Colorectal cancer (CRC) is one of the most common cancers worldwide, and approximately one-third of CRC patients present with metastatic disease. Periplocymarin (PPM), a cardiac glycoside isolated from Periploca sepium, is a latent anticancer compound. The purpose of this study was to explore the effect of PPM on CRC cells. CRC cells were treated with PPM and cell viability was evaluated by CCK-8 assay. Flow cytometry and TUNEL staining were performed to assess cell cycle and apoptosis. Quantitative proteomics has been used to check the proteins differentially expressed by using tandem mass tag (TMT) labeling and liquid chromatography-tandem mass spectrometry. Bioinformatic analysis was undertaken to identify the biological processes that these differentially expressed proteins are involved in. Gene expression was analyzed by western blotting. The effect of PPM in vivo was primarily checked in a subcutaneous xenograft mouse model of CRC, and the gene expression of tumor was checked by histochemistry staining. PPM could inhibit the proliferation of CRC cells in a dose-dependent manner, induce cell apoptosis and promote G0/G1 cell cycle arrest. A total of 539 proteins were identified differentially expressed following PPM treatment, where among those there were 286 genes upregulated and 293 downregulated. PPM treatment caused a pro-apoptosis gene expression profile both in vivo and in vitro, and impaired PI3K/AKT signaling pathway might be involved. In addition, PPM treatment caused less detrimental effects on blood cell, hepatic and renal function in mice, and the anti-cancer effect was found exaggerated by PPM+5-FU combination treatment. PPM may perform anti-CRC effects by promoting cell apoptosis and this might be achieved by targeting PI3K/AKT pathway. PPM might be a safe and promising anti-cancer drug that needs to be further studied.
Periplocymarin alleviates pathological cardiac hypertrophy via inhibiting the JAK2/STAT3 signalling pathway
J Cell Mol Med 2022 May;26(9):2607-2619.PMID:35365949DOI:10.1111/jcmm.17267.

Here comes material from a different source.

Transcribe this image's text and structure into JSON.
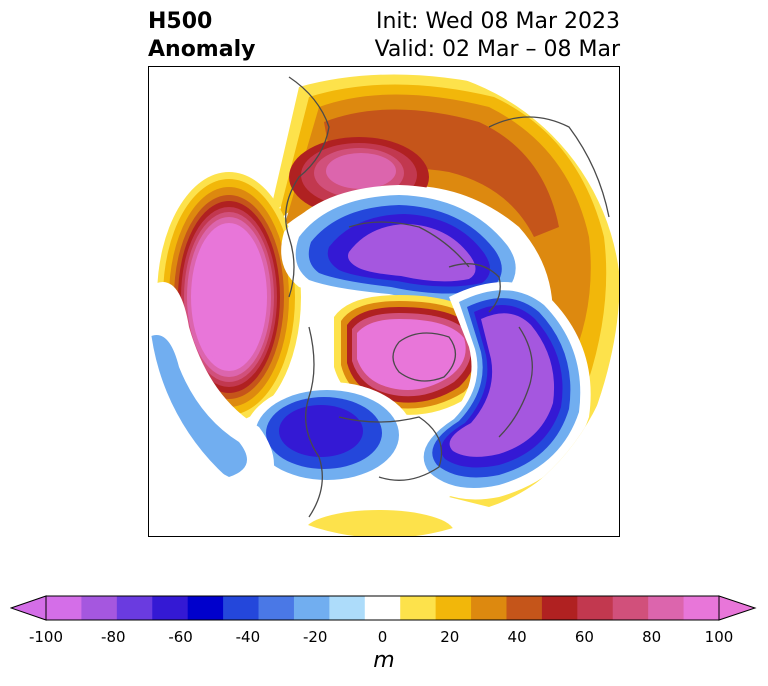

Pathological cardiac hypertrophy is the most important risk factor for developing chronic heart failure. Therefore, the discovery of novel agents for treating pathological cardiac hypertrophy remains urgent. In the present study, we examined the therapeutic effect and mechanism of Periplocymarin (PM)-mediated protection against pathological cardiac hypertrophy using angiotensinII (AngII)-stimulated cardiac hypertrophy in H9c2 cells and transverse aortic constriction (TAC)-induced cardiac hypertrophy in mice. In vitro, PM treatment significantly reduced the surface area of H9c2 cells and expressions of hypertrophy-related proteins. Meanwhile, PM markedly down-regulated AngII-induced translocation of p-STAT3 into the nuclei and enhanced the phosphorylation levels of JAK2 and STAT3 proteins. The STAT3 specific inhibitor S3I-201 or siRNA-mediated depleted expression could alleviate AngII-induced cardiac hypertrophy in H9c2 cells following PM treatment; however, PM failed to reduce the expressions of hypertrophy-related proteins and phosphorylated STAT3 in STAT3-overexpressing cells, indicating that PM protected against AngII-induced cardiac hypertrophy by modulating STAT3 signalling. In vivo, PM reversed TAC-induced cardiac hypertrophy, as determined by down-regulating ratios of heart weight to body weight (HW/BW), heart weight to tibial length (HW/TL) and expressions of hypertrophy-related proteins accompanied by the inhibition of the JAK2/STAT3 pathway. These results revealed that PM could effectively protect the cardiac structure and function in experimental models of pathological cardiac hypertrophy by inhibiting the JAK2/STAT3 signalling pathway. PM is expected to be a potential lead compound of the novel agents for treating pathological cardiac hypertrophy.